O desmatamento no Brasil caiu 42% em 2025 e ajudou a reduzir em 36% a perda de florestas tropicais no mundo. Os dados são do Global Forest Watch, iniciativa do World Resources Institute com base em informações da Universidade de Maryland.
Ao todo, o planeta perdeu 4,3 milhões de hectares de florestas tropicais no período. Ainda é um número alto, mas a mudança mostra que o ritmo de destruição diminuiu depois de anos seguidos de crescimento.
Com esse resultado, o Brasil passa a ter um papel direto no cenário global. O país, que vinha sendo cobrado pelo aumento do desmatamento, agora aparece como um dos que mais contribuíram para a queda recente, ao lado de Colômbia e Indonésia.
O que explica a queda no Brasil
A redução foi registrada por diferentes sistemas de monitoramento. O World Resources Institute aponta queda de 42%. Já o Instituto Nacional de Pesquisas Espaciais, por meio do sistema Prodes, indica uma redução de 11% em outro período analisado.
Mesmo com números diferentes, os dois levantamentos mostram a mesma tendência: o desmatamento diminuiu.
A principal explicação está na volta de políticas públicas. O governo federal retomou o Plano de Prevenção e Controle do Desmatamento na Amazônia (PPCDAm) e aumentou a fiscalização.
O que mudou na prática
A queda do desmatamento está ligada a algumas ações diretas:
- Retomada do PPCDAm
- Mais fiscalização ambiental
- Aplicação de multas e punições
- Uso de satélites para monitorar áreas
Esse conjunto de medidas aumenta o risco para quem desmata de forma ilegal. Com mais fiscalização e punição, a atividade perde espaço.
O monitoramento por satélite também ajuda a identificar áreas desmatadas com mais rapidez, o que permite uma resposta mais ágil das autoridades.
Impacto no Brasil e no mundo
O relatório mostra que o Brasil atingiu o menor nível de perda de florestas tropicais primárias desde 2002, início da série histórica.
Estados como Amazonas, Mato Grosso, Acre e Roraima tiveram quedas acima de 40%.
Nos biomas, os dados também chamam atenção. A Amazônia teve redução de 41% no desmatamento, enquanto o Pantanal registrou queda de 70%.
Como o Brasil tem grandes áreas de floresta, qualquer mudança por aqui influencia os números globais. Por isso, a queda no país ajudou a puxar o resultado mundial.
As florestas tropicais têm papel importante no clima. Elas ajudam a absorver dióxido de carbono (CO₂), um dos principais gases que contribuem para o aquecimento global.
O que os dados mostram sobre políticas públicas
Os números indicam que ações do governo podem mudar o ritmo do desmatamento em pouco tempo.
Isso muda a forma como o problema é visto. Em vez de algo fora de controle, o desmatamento passa a ser tratado como algo que pode ser reduzido com medidas concretas.
Esse tipo de resultado também influencia acordos comerciais. Muitos países e empresas têm exigido regras ambientais mais rígidas na produção de produtos.
Por que o problema ainda não acabou
Apesar da queda, o desmatamento ainda está acima do nível considerado ideal. Hoje, a perda de florestas é 46% maior do que há dez anos.
Outro ponto importante é que o tipo de destruição mudou. Em 2025, 77% das perdas no mundo foram causadas por incêndios. No Brasil, esse número chegou a 65%.
Isso mostra que o problema continua, mas de outra forma.
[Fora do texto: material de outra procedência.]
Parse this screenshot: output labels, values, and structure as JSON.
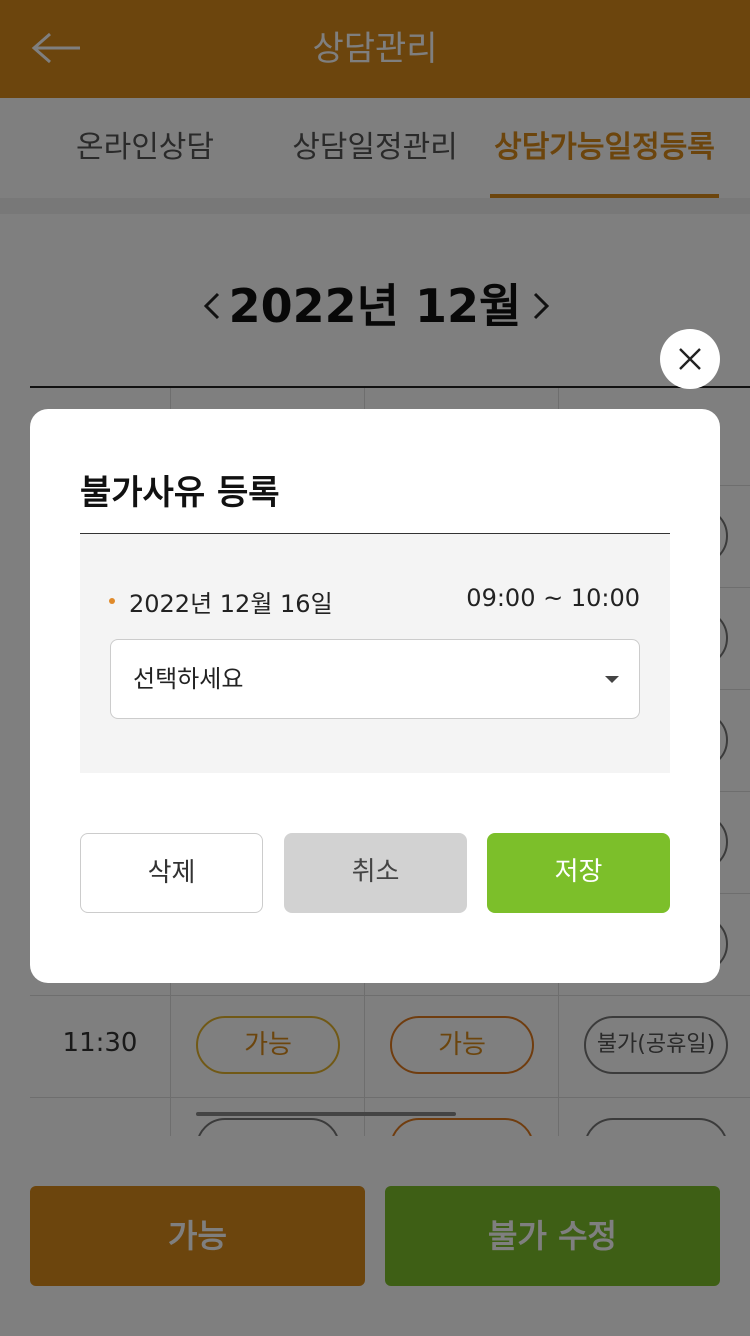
{
  "header": {
    "title": "상담관리"
  },
  "tabs": [
    {
      "label": "온라인상담"
    },
    {
      "label": "상담일정관리"
    },
    {
      "label": "상담가능일정등록"
    }
  ],
  "calendar": {
    "month_title": "2022년 12월",
    "visible_row": {
      "time": "11:30",
      "cells": [
        "가능",
        "가능",
        "불가(공휴일)"
      ]
    }
  },
  "bottom": {
    "available_label": "가능",
    "edit_label": "불가 수정"
  },
  "modal": {
    "title": "불가사유 등록",
    "date": "2022년 12월 16일",
    "time_range": "09:00  ~ 10:00",
    "select_value": "선택하세요",
    "delete_label": "삭제",
    "cancel_label": "취소",
    "save_label": "저장"
  },
  "colors": {
    "header": "#d98a1a",
    "save_button": "#7cbf2a",
    "cancel_button": "#d2d2d2"
  }
}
Além de cortar árvores, o fogo passou a ter mais impacto.
O desafio agora é manter a queda
Para continuar reduzindo o desmatamento, será preciso ir além da fiscalização.
Especialistas do World Resources Institute apontam a necessidade de investir em alternativas que valorizem a floresta em pé, como pagamento por serviços ambientais e fundos internacionais de conservação.
Também há fatores externos que podem influenciar. Fenômenos como o El Niño aumentam o risco de incêndios, o que pode dificultar a manutenção dos resultados.
Vale a pena comemorar?
Os dados permitem uma leitura equilibrada:
- A queda mostra que é possível reduzir o desmatamento
- O nível ainda está acima do necessário
- É preciso manter as ações para evitar retrocessos
Por que isso importa no dia a dia
A redução do desmatamento tem impacto direto no clima, na água e até na produção de alimentos.
Quando o Brasil diminui o desmatamento, há menos pressão sobre o clima global. Isso ajuda a manter maior estabilidade ambiental.
Os dados de 2025 mostram que é possível mudar o cenário. Mas a continuidade depende de manter as políticas e adaptar as ações aos novos desafios.